Technical Abstract: Some tannins, phenolic substances produced by plants, sorb to soil and reduce the extraction of soluble-N and thus could influence soil organic matter (SOM) and nutrient cycling. However, we know little about how these compounds interact with organic amendments in soil. Surface soil (0-5cm) from plots, amended annually with various carbon substances(C-source), was treated with water (Control) or solutions containing tannins or related phenolic subunits.
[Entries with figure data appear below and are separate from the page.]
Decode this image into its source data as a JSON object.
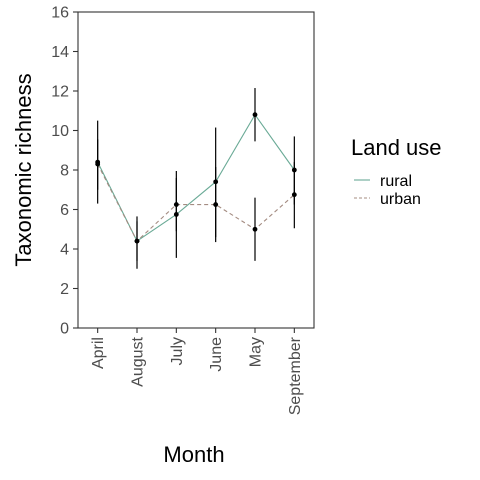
{
  "chart_data": {
    "type": "line",
    "xlabel": "Month",
    "ylabel": "Taxonomic richness",
    "categories": [
      "April",
      "August",
      "July",
      "June",
      "May",
      "September"
    ],
    "ylim": [
      0,
      16
    ],
    "yticks": [
      "0",
      "2",
      "4",
      "6",
      "8",
      "10",
      "12",
      "14",
      "16"
    ],
    "legend": {
      "title": "Land use",
      "placement": "right"
    },
    "grid": false,
    "series": [
      {
        "name": "rural",
        "color": "#6aaa96",
        "line_style": "solid",
        "values": [
          8.4,
          4.4,
          5.75,
          7.4,
          10.8,
          8.0
        ],
        "error_low": [
          6.3,
          3.4,
          3.55,
          4.6,
          9.45,
          6.25
        ],
        "error_high": [
          10.5,
          5.4,
          7.95,
          10.15,
          12.15,
          9.7
        ]
      },
      {
        "name": "urban",
        "color": "#a48c82",
        "line_style": "dashed",
        "values": [
          8.3,
          4.4,
          6.25,
          6.25,
          5.0,
          6.75
        ],
        "error_low": [
          7.0,
          3.0,
          4.9,
          4.35,
          3.4,
          5.05
        ],
        "error_high": [
          9.55,
          5.65,
          7.6,
          8.15,
          6.6,
          8.4
        ]
      }
    ]
  }
}
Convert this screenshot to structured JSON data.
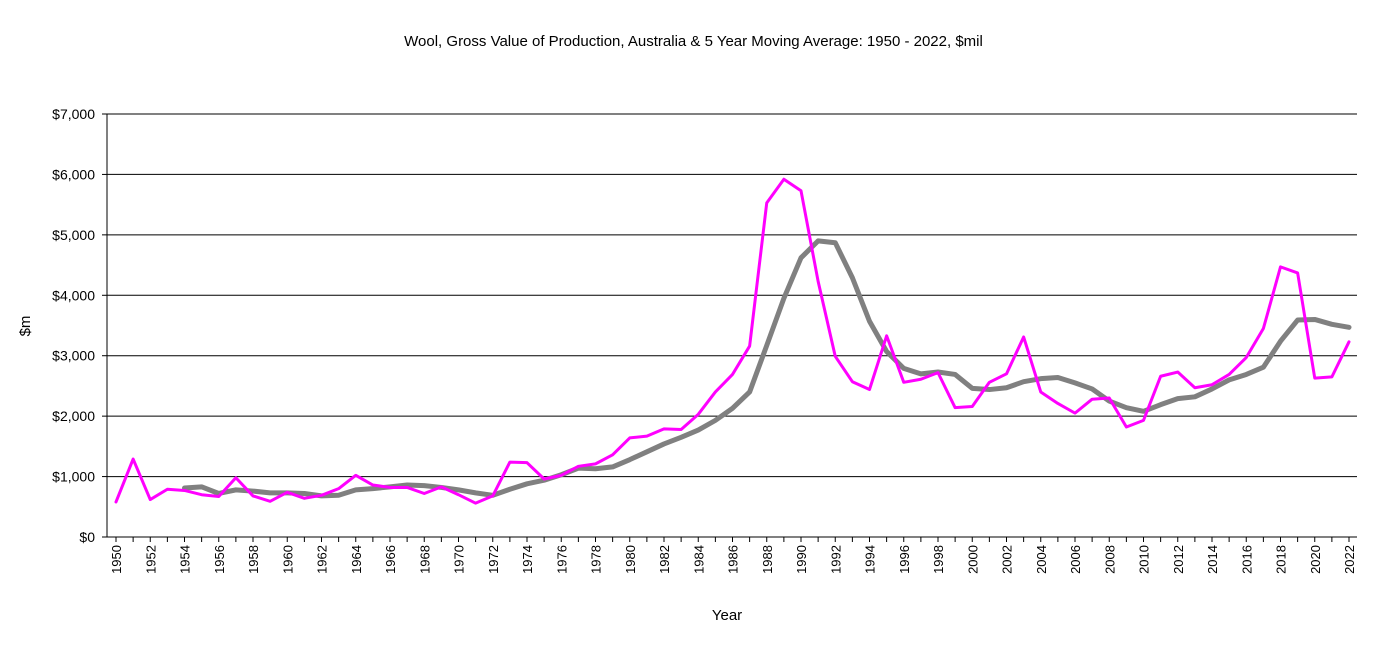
{
  "chart_data": {
    "type": "line",
    "title": "Wool,  Gross Value of Production,  Australia & 5 Year Moving Average: 1950 - 2022, $mil",
    "xlabel": "Year",
    "ylabel": "$m",
    "ylim": [
      0,
      7000
    ],
    "yticks": [
      "$0",
      "$1,000",
      "$2,000",
      "$3,000",
      "$4,000",
      "$5,000",
      "$6,000",
      "$7,000"
    ],
    "xticks": [
      "1950",
      "1952",
      "1954",
      "1956",
      "1958",
      "1960",
      "1962",
      "1964",
      "1966",
      "1968",
      "1970",
      "1972",
      "1974",
      "1976",
      "1978",
      "1980",
      "1982",
      "1984",
      "1986",
      "1988",
      "1990",
      "1992",
      "1994",
      "1996",
      "1998",
      "2000",
      "2002",
      "2004",
      "2006",
      "2008",
      "2010",
      "2012",
      "2014",
      "2016",
      "2018",
      "2020",
      "2022"
    ],
    "grid": "horizontal",
    "legend": "none",
    "x": [
      1950,
      1951,
      1952,
      1953,
      1954,
      1955,
      1956,
      1957,
      1958,
      1959,
      1960,
      1961,
      1962,
      1963,
      1964,
      1965,
      1966,
      1967,
      1968,
      1969,
      1970,
      1971,
      1972,
      1973,
      1974,
      1975,
      1976,
      1977,
      1978,
      1979,
      1980,
      1981,
      1982,
      1983,
      1984,
      1985,
      1986,
      1987,
      1988,
      1989,
      1990,
      1991,
      1992,
      1993,
      1994,
      1995,
      1996,
      1997,
      1998,
      1999,
      2000,
      2001,
      2002,
      2003,
      2004,
      2005,
      2006,
      2007,
      2008,
      2009,
      2010,
      2011,
      2012,
      2013,
      2014,
      2015,
      2016,
      2017,
      2018,
      2019,
      2020,
      2021,
      2022
    ],
    "series": [
      {
        "color": "#ff00ff",
        "values": [
          580,
          1290,
          620,
          790,
          770,
          700,
          670,
          980,
          680,
          590,
          740,
          640,
          690,
          800,
          1020,
          860,
          820,
          820,
          720,
          830,
          700,
          560,
          680,
          1240,
          1230,
          960,
          1020,
          1170,
          1210,
          1360,
          1640,
          1670,
          1790,
          1780,
          2030,
          2400,
          2690,
          3160,
          5530,
          5920,
          5730,
          4230,
          2990,
          2570,
          2440,
          3330,
          2560,
          2610,
          2720,
          2140,
          2160,
          2560,
          2700,
          3310,
          2400,
          2210,
          2050,
          2280,
          2300,
          1820,
          1930,
          2660,
          2730,
          2470,
          2520,
          2690,
          2970,
          3450,
          4470,
          4370,
          2630,
          2650,
          3230
        ]
      },
      {
        "color": "#808080",
        "values": [
          null,
          null,
          null,
          null,
          810,
          830,
          720,
          780,
          760,
          730,
          730,
          720,
          680,
          690,
          780,
          800,
          830,
          860,
          850,
          820,
          780,
          730,
          690,
          790,
          880,
          940,
          1030,
          1140,
          1130,
          1160,
          1280,
          1410,
          1540,
          1650,
          1770,
          1930,
          2130,
          2400,
          3170,
          3950,
          4620,
          4900,
          4870,
          4290,
          3570,
          3070,
          2790,
          2700,
          2730,
          2690,
          2460,
          2440,
          2470,
          2570,
          2620,
          2640,
          2550,
          2450,
          2250,
          2140,
          2080,
          2190,
          2290,
          2320,
          2450,
          2600,
          2690,
          2810,
          3240,
          3590,
          3600,
          3520,
          3470
        ]
      }
    ]
  }
}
Treatments included a polymeric flavonoid-based proanthocyanidin (SOR), catechin (CAT), tannic acid (TA), beta-1,2,3,4,6-penta-O-galloyl-D-glucose, (PGG), gallic acid (GA), and methyl gallate, (MG). We determined soluble-C and N in supernatants after application and a subsequent incubation in hot water (16 hr, 80 oC), to uncover evidence for sorption or effects on extraction of soil-N. Sorption was low for non-tannin phenolics, less than 15%, for MG, GA, and CAT, and unaffected by C-source. Sorption of SOR, TA and PGG was higher, about 23%, 42% and 63%, and impacted by C-source, greatest in plots amended with biosolids and manure, lowest in those amended with grass, wood, compost, wheat residue, sucrose, cellulose, or unamended soil. Extraction of soluble-N was little affected by C-source or by CAT, SOR, or MG, but reduced 18-24% by PGG, TA and GA. Total soil-C remaining in control samples and the CAT, SOR and PGG treatments was comparable to predicted values but low in the MG, GA and TA treatments, associated with the acidity of the solution pH. Soil cation exchange capacity increased following treatment with PGG by 5.3%, but decreased by about 6.5% with GA, irrespective of amendment. This study indicates different kinds of tannins, but not related phenolics, readily affix to soil and are influenced by C-source. Some of these compounds can reduce solubility of soil-N. Tannins and other phenolic compounds appear to have a role in the management of soils.